What Happens When A Nun Has A Love Affair And Leaves Her Convent? Liz Upton Reveals All

'Celibacy Was Not Working Out For Me' Says Nun Turned Probation Officer

Elizabeth Upton's life may read like the script for a Hollywood film, but her incredible story is absolutely real.

Liz became a nun at the age of 16, but after many years of living in a New York convent, she embarked on a secret love affair which completely changed her life.

Since then, Liz has re-invented herself more times than Madonna. First she worked as probation officer, then a counselor. Now, California-born Liz has established herself as an author.

Hearing about Liz's past, it seems like she has squeezed multiple lifetimes into just one. Her story can be an inspiration to us all, showing you don't need to be defined by the choices you make early in life.

Liz chatted to us about her fascinating journey.

Liz says her unusual childhood was one of the major reasons she joined a convent in New York at the age of 16.

"When I turned 8 my mother re-married and her husband didn't want us so we were put into an orphanage for two years.

"My time in the orphanage matured me – I had a real feel for people who suffered, from abandonment and rejection or from physical or emotional disorders," she says.

Once Liz was back in the family home, her mother had a nervous breakdown, which also had a big impact on her own personal development.

"I ended up being a nun when I was quite young and I think it was due to the fact that although I was only 16 when I joined the convent, I really felt that spiritually and emotionally I was a twenty or thirty year old woman," she adds.

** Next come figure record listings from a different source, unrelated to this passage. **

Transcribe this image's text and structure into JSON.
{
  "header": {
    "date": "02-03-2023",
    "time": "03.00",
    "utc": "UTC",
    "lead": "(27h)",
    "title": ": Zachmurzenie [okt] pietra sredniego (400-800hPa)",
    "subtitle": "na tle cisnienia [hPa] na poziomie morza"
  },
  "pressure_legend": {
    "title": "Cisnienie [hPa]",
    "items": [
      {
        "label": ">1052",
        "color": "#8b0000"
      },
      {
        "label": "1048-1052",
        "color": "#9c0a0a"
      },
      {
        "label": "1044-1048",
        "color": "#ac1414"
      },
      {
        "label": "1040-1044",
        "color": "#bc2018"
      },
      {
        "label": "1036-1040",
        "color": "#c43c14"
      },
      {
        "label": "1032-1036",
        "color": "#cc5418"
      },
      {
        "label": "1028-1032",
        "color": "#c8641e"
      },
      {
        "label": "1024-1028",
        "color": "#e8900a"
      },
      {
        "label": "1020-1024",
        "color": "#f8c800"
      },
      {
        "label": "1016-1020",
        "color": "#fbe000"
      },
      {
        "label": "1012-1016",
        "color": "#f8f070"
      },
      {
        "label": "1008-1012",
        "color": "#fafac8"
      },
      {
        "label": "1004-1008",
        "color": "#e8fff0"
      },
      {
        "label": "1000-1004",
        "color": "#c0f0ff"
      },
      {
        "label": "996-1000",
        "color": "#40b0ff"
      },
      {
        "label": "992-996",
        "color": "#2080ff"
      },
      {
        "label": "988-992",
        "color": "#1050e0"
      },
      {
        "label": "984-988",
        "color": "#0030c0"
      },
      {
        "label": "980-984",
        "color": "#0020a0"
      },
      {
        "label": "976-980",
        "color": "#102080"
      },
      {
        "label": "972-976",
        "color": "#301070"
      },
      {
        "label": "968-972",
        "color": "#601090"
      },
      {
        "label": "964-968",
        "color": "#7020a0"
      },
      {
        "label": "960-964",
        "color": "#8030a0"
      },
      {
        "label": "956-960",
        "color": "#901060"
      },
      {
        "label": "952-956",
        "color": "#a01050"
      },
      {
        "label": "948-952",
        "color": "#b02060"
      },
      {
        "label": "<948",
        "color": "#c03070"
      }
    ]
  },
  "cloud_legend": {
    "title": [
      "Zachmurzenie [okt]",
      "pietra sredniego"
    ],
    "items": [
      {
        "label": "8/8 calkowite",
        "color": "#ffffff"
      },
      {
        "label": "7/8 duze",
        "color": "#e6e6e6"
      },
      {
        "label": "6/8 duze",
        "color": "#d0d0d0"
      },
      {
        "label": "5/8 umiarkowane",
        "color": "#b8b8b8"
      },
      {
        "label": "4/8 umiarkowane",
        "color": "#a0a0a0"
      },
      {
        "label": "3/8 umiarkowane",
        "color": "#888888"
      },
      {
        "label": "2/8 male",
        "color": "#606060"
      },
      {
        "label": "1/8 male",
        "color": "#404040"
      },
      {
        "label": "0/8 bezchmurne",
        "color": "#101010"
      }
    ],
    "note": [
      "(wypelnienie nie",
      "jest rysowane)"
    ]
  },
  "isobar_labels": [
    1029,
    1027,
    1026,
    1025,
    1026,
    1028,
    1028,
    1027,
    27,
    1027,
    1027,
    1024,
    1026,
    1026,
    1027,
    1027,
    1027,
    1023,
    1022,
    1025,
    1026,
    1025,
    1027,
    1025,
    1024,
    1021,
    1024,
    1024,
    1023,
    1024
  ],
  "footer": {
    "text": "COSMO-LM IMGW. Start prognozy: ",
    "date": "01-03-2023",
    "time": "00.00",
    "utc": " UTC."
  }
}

At just 16, Liz says she found the life of a nun "very different" to her childhood.

"There were very strict rules in the convent. We weren’t allowed to visit our families, we had four to five hours of prayer every day, we were detached from the world and didn’t have access to newspapers or television.

"In that respect it was a very restrictive religious order I had entered," she says.

Despite the strict regime when inside the convent walls, Liz and the other nuns were allowed to go out alone to help the local community.

"It was like being a carmelite nun yet we were doing very radical work with helping people in the street," she explains.

During her time outside the convent walls, Liz met a man whom she embarked on a forbidden love affair with. The relationship changed her life forever.

"I feel I was always a nun but a hot nun and I was always attracted to men – as I grew older that intensified.

"It just happened spontaneously when I was doing some social work and that’s when I met someone - I had a very strong attraction to that individual," she says.

Liz began to meet her lover in secret. Their rendezvous were "easy to hide" from the other nuns, who believed Liz was outside the convent completing her social work duties when she was really with the man.

Although the relationship gave Liz the final push she needed to leave the convent, she'd been feeling dissatisfied with her life as a nun for some time.

"I suffered no guilt for my love affair, I knew my life as a nun was coming to an end. It helped me to leave the convent and to realise that celibacy was not working out for me.

"Wanting to leave was like growing up – I entered into the order when I turned 16 and I was about to turn 30 - you expand.

"The restrictive life and the restrictive doctrine of Catholicism bothered me intensely as I became far more educated.

"I started to feel that I could actually do better as a married woman living among real folk," she says.

Although the relationship with the lover in New York didn't last, Liz soon met somebody else, and is now happily married.

After leaving the convent, Liz became a probation officer as her boyfriend (now husband) was a director in the probation system and suggested she apply.

The juvenile detention center she found herself working in was a far cry from the convent.

"Children from the streets, gang kids, both boys and girls from ten to eighteen years of age were placed there.

"Fights broke out constantly. I learned the martial arts for increased protection and self-confidence," she explains.

Working as a probation officer was the most "intense and challenging job" Liz had ever had, and after years of working in several institutions, she decided it was time for her to resign.

"Establishing my own counseling practice was a natural progression," she says.

But, keeping to her re-invention habit, Liz turned her hand to writing in the eighties, creating her most famous book 'Secrets Of A Nun'.

Her latest book 'The Shaman and The Mafia.' takes a different form - a novel centered around the FBI.

She certainly is a lady who embraces change.

So, does Liz regret leaving her sheltered but safe life as a nun?

"In nun-hood your family is all the other nuns so I’ve moved into a world where there’s more people in my life," she says.

"I’ve done so many things. It’s a lively world that I live in now and have lived in for many years."

Liz says making the momentous move out of the convent has allowed her to be a "free woman".

"I feel that nuns do feel they’re free but in the boundaries of their life but I don’t think they have a clue what it means to be a free woman.

"To be a free woman for me means to be unrestricted, to come and go as I feel and to express myself as I choose without any fear it’s against religious doctrine – it’s a whole different life.

"One of the things that women give up when they enter the convent is their freedom – the basic freedom to live an independent, creative, assertive life.

Despite turning her back on the convent, Liz says she still has "a great relationship with God."

"In the morning I get up and thank God for all my blessings and after that I read the funnies or the comics.

"I like to laugh and be grateful and I feel the presence of the divine source all through the day," she adds.